The worst part is that many cold stores could not be vacated to store the new crop. Crops like peas and potatoes stored in winters are occupying significant storage capacity. In many cases, the value of the stored produce is now lower than the accumulated rent. The store owner will have no option but to either destroy the produce or dispose it at distress value to make space for the fresh produce.
All this indicates heavy bouts of cyclical food inflation later in the year and next year. Besides, higher state demand for food to feed the poor, will also add to demand supply inequilibrium later in the year.
4.    Peacock vs rodents: Almost all of my friends and acquaintances have celebrated the sighting of peacocks, sparrows, deer, dolphins and enchanting flowers as the people have vacated space to nature. One month of lockdown and slower activity has made it sure that the damage to the nature is far from the point of no return and we can still undo the damage already done to the nature.

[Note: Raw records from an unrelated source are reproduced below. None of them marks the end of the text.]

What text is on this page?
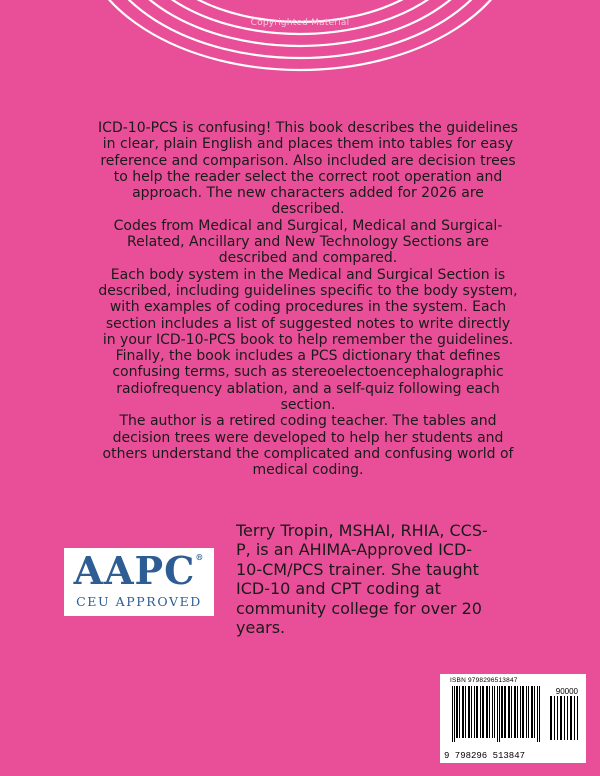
Copyrighted Material

ICD-10-PCS is confusing! This book describes the guidelines in clear, plain English and places them into tables for easy reference and comparison. Also included are decision trees to help the reader select the correct root operation and approach. The new characters added for 2026 are described.

Codes from Medical and Surgical, Medical and Surgical-Related, Ancillary and New Technology Sections are described and compared.

Each body system in the Medical and Surgical Section is described, including guidelines specific to the body system, with examples of coding procedures in the system. Each section includes a list of suggested notes to write directly in your ICD-10-PCS book to help remember the guidelines.

Finally, the book includes a PCS dictionary that defines confusing terms, such as stereoelectoencephalographic radiofrequency ablation, and a self-quiz following each section.

The author is a retired coding teacher. The tables and decision trees were developed to help her students and others understand the complicated and confusing world of medical coding.

AAPC®
CEU APPROVED
Terry Tropin, MSHAI, RHIA, CCS-P, is an AHIMA-Approved ICD-10-CM/PCS trainer. She taught ICD-10 and CPT coding at community college for over 20 years.
ISBN 9798296513847
90000
9 798296 513847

At the same time, my office boy who lives in the office is telling me that the population of rodents and insects in office has increased manifold. These have damaged the electric wiring, electronic equipments like computers, printers and air conditioner; office files etc. One of my friends who owns a clothes shop has also narrated similar stories to me. After the lock down ends, I would need to spend at least one month on repair and disinfection of my office, at significant cost.
5.    Socialism vs liberalism: The lock down has threatened to relegate millions of people back to the BPL status. There is real threat that the poverty alleviation efforts made in past 3 decades may be largely undone by this. The wealth and income inequality shall definitely to new highs.

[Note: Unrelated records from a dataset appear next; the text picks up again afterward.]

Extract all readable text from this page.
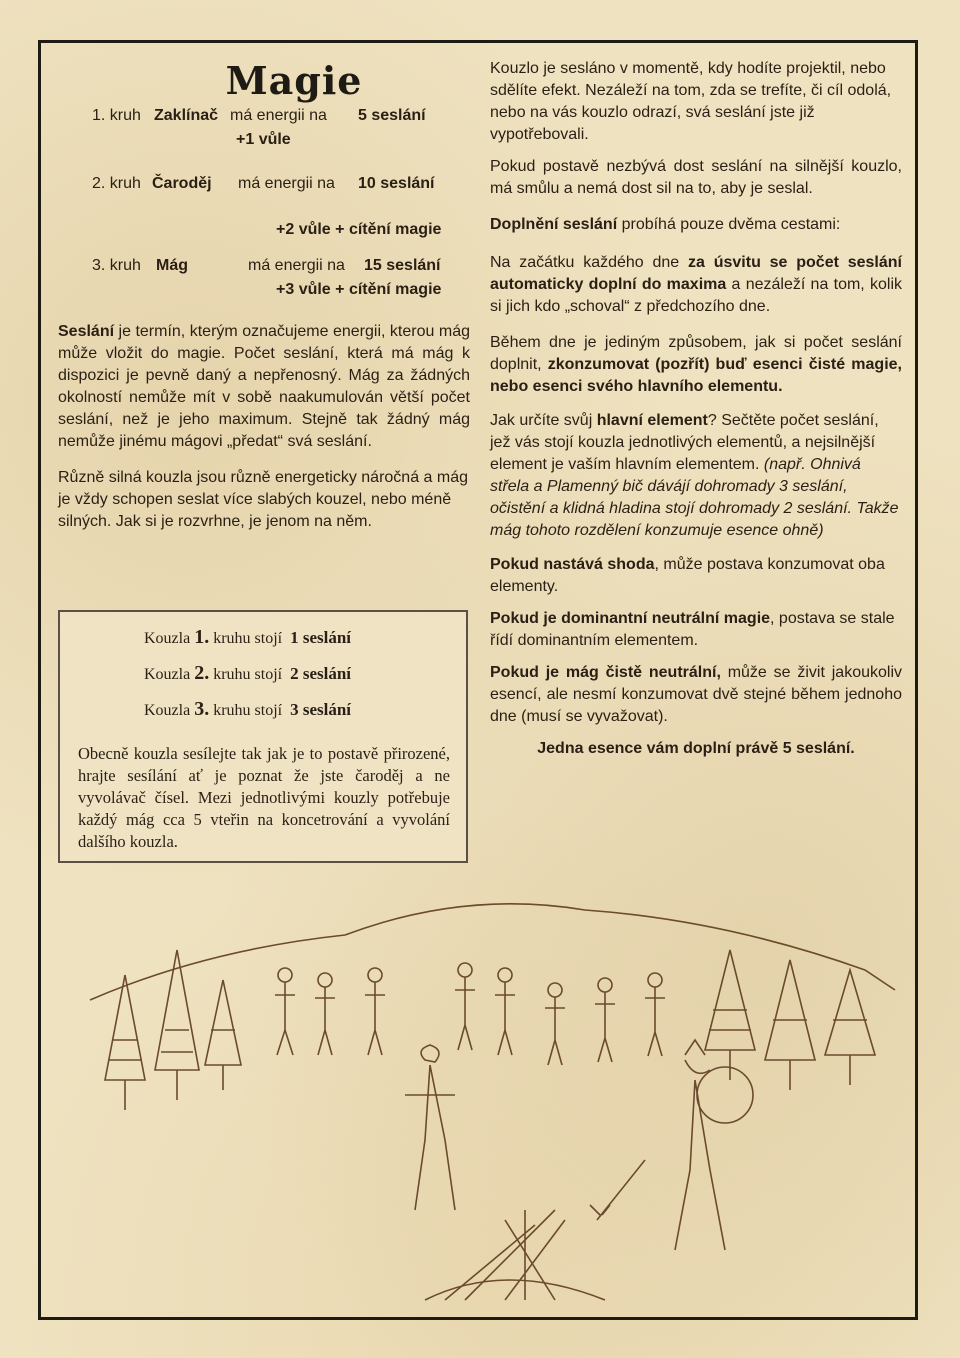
Magie
1. kruh Zaklínač má energii na 5 seslání
+1 vůle
2. kruh Čaroděj má energii na 10 seslání
+2 vůle + cítění magie
3. kruh Mág	má energii na 15 seslání
+3 vůle + cítění magie

Seslání je termín, kterým označujeme energii, kterou mág může vložit do magie. Počet seslání, která má mág k dispozici je pevně daný a nepřenosný. Mág za žádných okolností nemůže mít v sobě naakumulován větší počet seslání, než je jeho maximum. Stejně tak žádný mág nemůže jinému mágovi „předat“ svá seslání.

Různě silná kouzla jsou různě energeticky náročná a mág je vždy schopen seslat více slabých kouzel, nebo méně silných. Jak si je rozvrhne, je jenom na něm.

Kouzla 1. kruhu stojí 1 seslání
Kouzla 2. kruhu stojí 2 seslání
Kouzla 3. kruhu stojí 3 seslání
Obecně kouzla sesílejte tak jak je to postavě přirozené, hrajte sesílání ať je poznat že jste čaroděj a ne vyvolávač čísel. Mezi jednotlivými kouzly potřebuje každý mág cca 5 vteřin na koncetrování a vyvolání dalšího kouzla.

Kouzlo je sesláno v momentě, kdy hodíte projektil, nebo sdělíte efekt. Nezáleží na tom, zda se trefíte, či cíl odolá, nebo na vás kouzlo odrazí, svá seslání jste již vypotřebovali.

Pokud postavě nezbývá dost seslání na silnější kouzlo, má smůlu a nemá dost sil na to, aby je seslal.

Doplnění seslání probíhá pouze dvěma cestami:

Na začátku každého dne za úsvitu se počet seslání automaticky doplní do maxima a nezáleží na tom, kolik si jich kdo „schoval“ z předchozího dne.

Během dne je jediným způsobem, jak si počet seslání doplnit, zkonzumovat (pozřít) buď esenci čisté magie, nebo esenci svého hlavního elementu.

Jak určíte svůj hlavní element? Sečtěte počet seslání, jež vás stojí kouzla jednotlivých elementů, a nejsilnější element je vaším hlavním elementem. (např. Ohnivá střela a Plamenný bič dávájí dohromady 3 seslání, očistění a klidná hladina stojí dohromady 2 seslání. Takže mág tohoto rozdělení konzumuje esence ohně)

Pokud nastává shoda, může postava konzumovat oba elementy.

Pokud je dominantní neutrální magie, postava se stale řídí dominantním elementem.

Pokud je mág čistě neutrální, může se živit jakoukoliv esencí, ale nesmí konzumovat dvě stejné během jednoho dne (musí se vyvažovat).

Jedna esence vám doplní právě 5 seslání.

It will therefore be a great challenge for the government to create balance between the urgent need to support the poor & underprivileged and help the large corporate in availing the once in a century opportunity and make India a manufacturing hub for the world looking for alternative destinations away from China.
The political instinct would be to raise effective taxation (COVID cess etc.) and increase cash subsidy for the poor. However, the opportunity will demand liberal and competitive tax and regulatory regime for the large businesses.
The government would need to choose from pragmatic liberalism or crony socialism.
5.    Health consciousness vs disease management: The social media posts on my timeline indicate that most people have taken up to a healthier lifestyle. They are exercising, doing household chores themselves, eating healthy food and observing highest standards of personal and social hygiene.
However, in personal conversations I have discovered that a month of work from home has resulted in higher number of cases of elevated levels of blood sugar, hypertension, depression, arthritis, etc.
What will drive the future consumption behavior - health consciousness or disease management is something that only time can tell.
6.    Humanity or hatred: My social media time lines are also full of the stories about acts of humanity. Many people have donated money; many are providing food and clothes to the poor; many are teaching students who are unable to attend Zoom classes; health workers and policemen walking that extra mile to save people lives etc.
However, at the same time the venom being spewed in media and personal conversations against other communities and religions is unprecedented. I have not witnessed this kind of communal hatred and enmity even during worst of the many communal riots in the country or during the war with neighboring countries.
What will be the driver of social engine in post lockdown world - the humanity or hatred will also be told by the time. If the humanity wins the driving assignment, we should be galloping forward in our development endeavor. However, if hatred displaces the humanity, we may return to base 1947.